Tinta cair tidak menghalangi wudhu, namun tinta yang berwujud, yang dimaksud berwujud adalah yang sangat tebal seperti cat, yaitu jika digaruk atau digesek dengan jari, ia terlepasan seperti cat, maka ini menghalangi air wudu sampai ke kulit.

Berbeda dengan tinta biasa, jika kita gesek dengan tangan maka jikapun lepas hanya warna saja, tidak ada wujudnya yang terasa oleh telapak tangan seperti cat yang jika dikorek oleh kuku atau lainnya, terlihat wujudnya seperti sesuatu yang pecah berserakan, maka ini menghalangi wudhu dan mesti dibersihkan sebelum disentuh air wudhu.

Patokannya adalah apabila zat yang menempel di kulit itu kita kerik, memiliki wujud nyata berupa lapisan yang menutupi sebagian kulit. Maka wudhunya tidak sah dan harus mengulang wudhunya setelah menghilangkan zat tersebut.

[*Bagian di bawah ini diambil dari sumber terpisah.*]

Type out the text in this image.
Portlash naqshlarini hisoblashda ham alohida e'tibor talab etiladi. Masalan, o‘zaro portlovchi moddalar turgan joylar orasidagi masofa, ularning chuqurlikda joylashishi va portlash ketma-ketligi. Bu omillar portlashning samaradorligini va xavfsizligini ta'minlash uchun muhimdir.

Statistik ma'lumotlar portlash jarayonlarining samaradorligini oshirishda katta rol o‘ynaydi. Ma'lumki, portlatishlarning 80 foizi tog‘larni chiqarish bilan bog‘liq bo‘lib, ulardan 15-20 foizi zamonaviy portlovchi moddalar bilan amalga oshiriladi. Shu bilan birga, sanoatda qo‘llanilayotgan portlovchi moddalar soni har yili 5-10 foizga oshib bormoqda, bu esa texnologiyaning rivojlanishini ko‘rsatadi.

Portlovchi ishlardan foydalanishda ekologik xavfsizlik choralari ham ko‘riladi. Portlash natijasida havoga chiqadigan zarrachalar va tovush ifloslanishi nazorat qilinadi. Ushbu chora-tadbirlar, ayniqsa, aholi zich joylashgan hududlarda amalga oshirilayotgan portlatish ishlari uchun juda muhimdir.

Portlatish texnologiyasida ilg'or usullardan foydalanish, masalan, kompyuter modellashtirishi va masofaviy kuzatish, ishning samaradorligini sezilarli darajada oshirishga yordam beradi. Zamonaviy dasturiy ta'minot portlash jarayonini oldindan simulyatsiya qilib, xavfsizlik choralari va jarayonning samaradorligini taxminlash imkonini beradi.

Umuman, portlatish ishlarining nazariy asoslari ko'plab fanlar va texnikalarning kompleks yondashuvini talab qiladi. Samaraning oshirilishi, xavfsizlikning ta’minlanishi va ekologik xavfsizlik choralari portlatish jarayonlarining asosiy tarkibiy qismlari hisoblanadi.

Contoh zat yang dapat menghalangi mengalirnya air ke bagian yang harus di sucikan adalah cat, cat kuku (kutek) dan sisik ikan.
.
Jika itu sekedar tinta pulpen yang tercoret pada telapak tangan, dan coretan tersebut tidak menghalangi air untuk keabsahan wudhu, maka in syaa Allah wudhu nya sah. Seperti juga pewarna kuku yang meresap ke kuku dan tidak membentuk lapisan yang menutupi kuku (seperti hena/inai/pacar), zat ini tidak sampai menghalangi sampainya air. Sebaliknya, jika pewarna kuku (cat kuku/kutek) membentuk lapisan di kuku (bisa dikerik), ini menghalangi sampainya air ke kuku.
.
Ada beberapa dalil yang bisa dijadikan landasan tentang keharusan membasahi semua bagian dari anggota wudhu’, dan wudhu’ menjadi tidak sah jika tidak sampai basah/disucikan:
.
“Ada seseorang yang berwudhu lalu dia membiarkan seluah satu kuku di jari kakinya tidak terkena air. Rasulullah Shalallahu 'alaihi wa sallam memperhatikannya dan menyuruhnya, “Kembali, ulangi wudhumu dengan baik.” Orang inipun mengulangi wudhunya, lalu dia shalat.” (HR. Muslim).
.
Hadis ini menunjukkan bahwa orang yang meninggalkan/membiarkan sebagian anggota tubuh yang wajib dibasuh tidak sampai terkena air/disucikan dengan air wudhu, maka wudhunya tidak sah.
.
Dalam kitab fiqih mazhab Asy-Syafi’i, Al-Majmu’ Syarah Al-Muhadzdzab, menjelaskan :

“Jika di tangan masih ada bekas pacar kuku, dan warnanya, namun zatnya sudah hilang, atau bekas minyak kental, dimana air masih bisa menyentuh kulit anggota wudhu dan bisa mengalir di kulit anggota wudhu, meskipun tidak tertahan, wudhunya sah.” (Al-Majmu’ Syarah Al-Muhadzdzab, jilid 1 hal. 468)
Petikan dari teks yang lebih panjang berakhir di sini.